Well since we're talking measurement and theory in the natural sciences,
> one is operating on nature and one does have a model of nature which is
> formal in the sense that any theory is formal.
>

I think we are largely in agreement here.  There are perhaps two or three
different "formal" approaches that are possible -- there's the formality of
a formal definition, i.e., "intelligence is A and B," where you can
rigorously show that A and B are satisfied or not, in a mathematical sense.

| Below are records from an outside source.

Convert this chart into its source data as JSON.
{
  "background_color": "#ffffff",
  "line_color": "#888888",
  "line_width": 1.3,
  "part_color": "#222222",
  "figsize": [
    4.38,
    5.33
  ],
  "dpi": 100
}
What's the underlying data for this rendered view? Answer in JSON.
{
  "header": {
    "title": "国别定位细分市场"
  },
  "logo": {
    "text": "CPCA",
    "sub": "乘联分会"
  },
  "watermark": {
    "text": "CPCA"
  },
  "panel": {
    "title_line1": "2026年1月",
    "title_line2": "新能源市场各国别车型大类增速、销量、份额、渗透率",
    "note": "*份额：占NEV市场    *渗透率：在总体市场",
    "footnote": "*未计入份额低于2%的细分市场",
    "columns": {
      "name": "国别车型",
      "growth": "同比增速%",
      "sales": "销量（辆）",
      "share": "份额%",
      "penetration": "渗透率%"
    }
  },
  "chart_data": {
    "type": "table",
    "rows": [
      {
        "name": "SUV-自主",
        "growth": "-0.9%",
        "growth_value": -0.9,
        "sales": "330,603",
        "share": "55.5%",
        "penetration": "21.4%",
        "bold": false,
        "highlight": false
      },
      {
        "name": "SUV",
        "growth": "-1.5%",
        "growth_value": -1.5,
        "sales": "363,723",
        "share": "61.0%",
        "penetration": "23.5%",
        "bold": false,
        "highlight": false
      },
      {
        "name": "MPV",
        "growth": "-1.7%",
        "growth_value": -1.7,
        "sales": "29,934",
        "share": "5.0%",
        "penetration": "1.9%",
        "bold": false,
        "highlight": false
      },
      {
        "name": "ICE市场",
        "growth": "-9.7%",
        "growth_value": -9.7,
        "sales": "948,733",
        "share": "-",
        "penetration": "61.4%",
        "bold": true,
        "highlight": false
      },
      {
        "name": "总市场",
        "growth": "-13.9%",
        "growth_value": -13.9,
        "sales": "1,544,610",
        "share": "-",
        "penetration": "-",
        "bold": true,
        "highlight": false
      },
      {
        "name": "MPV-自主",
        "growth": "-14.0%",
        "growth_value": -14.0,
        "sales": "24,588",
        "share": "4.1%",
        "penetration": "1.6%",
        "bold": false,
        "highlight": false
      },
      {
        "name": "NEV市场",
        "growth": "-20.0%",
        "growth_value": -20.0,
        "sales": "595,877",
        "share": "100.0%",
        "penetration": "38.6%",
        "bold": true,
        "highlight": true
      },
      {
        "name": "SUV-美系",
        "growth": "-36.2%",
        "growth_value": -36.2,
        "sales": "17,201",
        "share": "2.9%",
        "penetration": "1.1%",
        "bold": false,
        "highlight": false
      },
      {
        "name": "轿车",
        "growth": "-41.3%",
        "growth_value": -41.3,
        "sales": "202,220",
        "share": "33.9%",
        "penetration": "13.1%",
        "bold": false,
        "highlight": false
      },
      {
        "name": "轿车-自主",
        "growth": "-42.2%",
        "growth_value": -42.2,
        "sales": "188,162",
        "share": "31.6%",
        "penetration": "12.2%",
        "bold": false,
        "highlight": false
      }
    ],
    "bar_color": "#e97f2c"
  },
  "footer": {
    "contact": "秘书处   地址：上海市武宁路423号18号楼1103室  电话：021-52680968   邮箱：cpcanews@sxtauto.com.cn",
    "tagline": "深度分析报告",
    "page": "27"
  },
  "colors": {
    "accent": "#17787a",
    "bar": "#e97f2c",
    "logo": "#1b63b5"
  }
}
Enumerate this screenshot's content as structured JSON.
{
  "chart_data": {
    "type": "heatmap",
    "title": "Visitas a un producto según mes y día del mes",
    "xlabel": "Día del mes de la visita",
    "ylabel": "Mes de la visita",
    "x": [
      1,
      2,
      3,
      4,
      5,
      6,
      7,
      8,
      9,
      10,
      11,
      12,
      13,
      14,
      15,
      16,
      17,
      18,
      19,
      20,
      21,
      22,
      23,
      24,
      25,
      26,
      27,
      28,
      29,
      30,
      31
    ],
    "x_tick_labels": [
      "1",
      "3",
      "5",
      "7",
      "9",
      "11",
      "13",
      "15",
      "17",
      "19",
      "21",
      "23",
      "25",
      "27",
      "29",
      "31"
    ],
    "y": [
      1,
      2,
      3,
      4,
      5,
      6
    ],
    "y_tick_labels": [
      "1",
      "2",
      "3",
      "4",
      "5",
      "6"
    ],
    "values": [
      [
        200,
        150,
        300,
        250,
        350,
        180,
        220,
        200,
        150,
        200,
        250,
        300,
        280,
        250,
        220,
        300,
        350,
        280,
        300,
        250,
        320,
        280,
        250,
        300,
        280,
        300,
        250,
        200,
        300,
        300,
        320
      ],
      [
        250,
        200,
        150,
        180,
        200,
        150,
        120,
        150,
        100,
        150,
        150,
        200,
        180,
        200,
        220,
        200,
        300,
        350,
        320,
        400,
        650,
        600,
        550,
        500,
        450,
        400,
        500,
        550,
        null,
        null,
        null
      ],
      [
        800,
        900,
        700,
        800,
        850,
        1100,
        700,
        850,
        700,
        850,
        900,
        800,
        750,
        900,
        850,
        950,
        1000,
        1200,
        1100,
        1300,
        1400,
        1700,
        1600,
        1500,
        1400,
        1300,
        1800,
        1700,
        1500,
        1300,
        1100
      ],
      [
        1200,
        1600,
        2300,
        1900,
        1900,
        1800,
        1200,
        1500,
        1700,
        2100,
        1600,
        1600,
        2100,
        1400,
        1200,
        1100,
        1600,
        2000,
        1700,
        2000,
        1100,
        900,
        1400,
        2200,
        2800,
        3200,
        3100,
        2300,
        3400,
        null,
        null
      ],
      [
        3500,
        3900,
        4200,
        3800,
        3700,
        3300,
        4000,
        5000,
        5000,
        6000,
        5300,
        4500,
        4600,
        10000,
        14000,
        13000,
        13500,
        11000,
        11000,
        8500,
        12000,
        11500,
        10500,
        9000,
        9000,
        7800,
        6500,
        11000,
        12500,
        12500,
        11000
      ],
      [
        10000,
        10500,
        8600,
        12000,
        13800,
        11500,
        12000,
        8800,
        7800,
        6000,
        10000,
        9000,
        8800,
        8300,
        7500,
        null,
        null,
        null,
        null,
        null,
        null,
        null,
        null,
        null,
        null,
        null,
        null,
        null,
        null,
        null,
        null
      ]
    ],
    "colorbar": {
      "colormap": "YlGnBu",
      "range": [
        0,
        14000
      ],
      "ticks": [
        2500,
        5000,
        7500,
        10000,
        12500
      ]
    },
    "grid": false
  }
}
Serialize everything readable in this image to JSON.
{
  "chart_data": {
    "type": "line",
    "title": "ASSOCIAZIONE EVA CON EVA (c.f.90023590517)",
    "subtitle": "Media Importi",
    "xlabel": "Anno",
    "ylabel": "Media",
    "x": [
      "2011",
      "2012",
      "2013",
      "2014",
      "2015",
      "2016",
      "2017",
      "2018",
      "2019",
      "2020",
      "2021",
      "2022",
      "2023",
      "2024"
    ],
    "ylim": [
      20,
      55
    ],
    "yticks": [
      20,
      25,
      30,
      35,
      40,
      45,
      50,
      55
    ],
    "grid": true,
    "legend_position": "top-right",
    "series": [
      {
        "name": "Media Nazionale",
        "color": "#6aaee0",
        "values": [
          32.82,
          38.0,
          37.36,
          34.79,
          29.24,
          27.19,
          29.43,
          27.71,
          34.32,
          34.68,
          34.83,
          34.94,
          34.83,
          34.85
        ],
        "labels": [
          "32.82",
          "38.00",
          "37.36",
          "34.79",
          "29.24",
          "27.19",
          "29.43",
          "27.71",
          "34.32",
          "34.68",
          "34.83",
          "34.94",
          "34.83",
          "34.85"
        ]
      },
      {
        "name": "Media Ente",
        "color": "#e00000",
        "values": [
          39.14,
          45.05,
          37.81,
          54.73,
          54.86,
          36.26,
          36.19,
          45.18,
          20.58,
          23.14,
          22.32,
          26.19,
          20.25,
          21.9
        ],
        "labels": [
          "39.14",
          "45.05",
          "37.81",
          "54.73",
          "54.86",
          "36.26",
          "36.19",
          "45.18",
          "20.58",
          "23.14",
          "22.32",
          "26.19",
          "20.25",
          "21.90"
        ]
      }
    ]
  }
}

 And then there's the formality of a procedure -- "its not clear exactly
what intelligence is and whether computers can have it, but we think we can
rigorously detect some examples of intelligence being used that could
potentially overlap with what computers can do now or in the future.  For
our experiment, we'll try to place bounds the question by doing C and D,
and whatever we find, it will be interesting and statistically sound."  And
then there's the formality of a model -- "we don't know exactly
what intelligence is or whether computers can have it, but we need to
approach the problem systematically and relate the results to other
experiments, so here are our general assumptions:  E and F."

It would probably be difficult to keep these three dimensions apart in
actual experiments.  But it seems to me that the first kind of formality
could lead people into to assuming the answer implicitly in the question;
for example, "intelligence is the ability to solve a certain class of
NP-hard problems together with <fill in three other abilities>."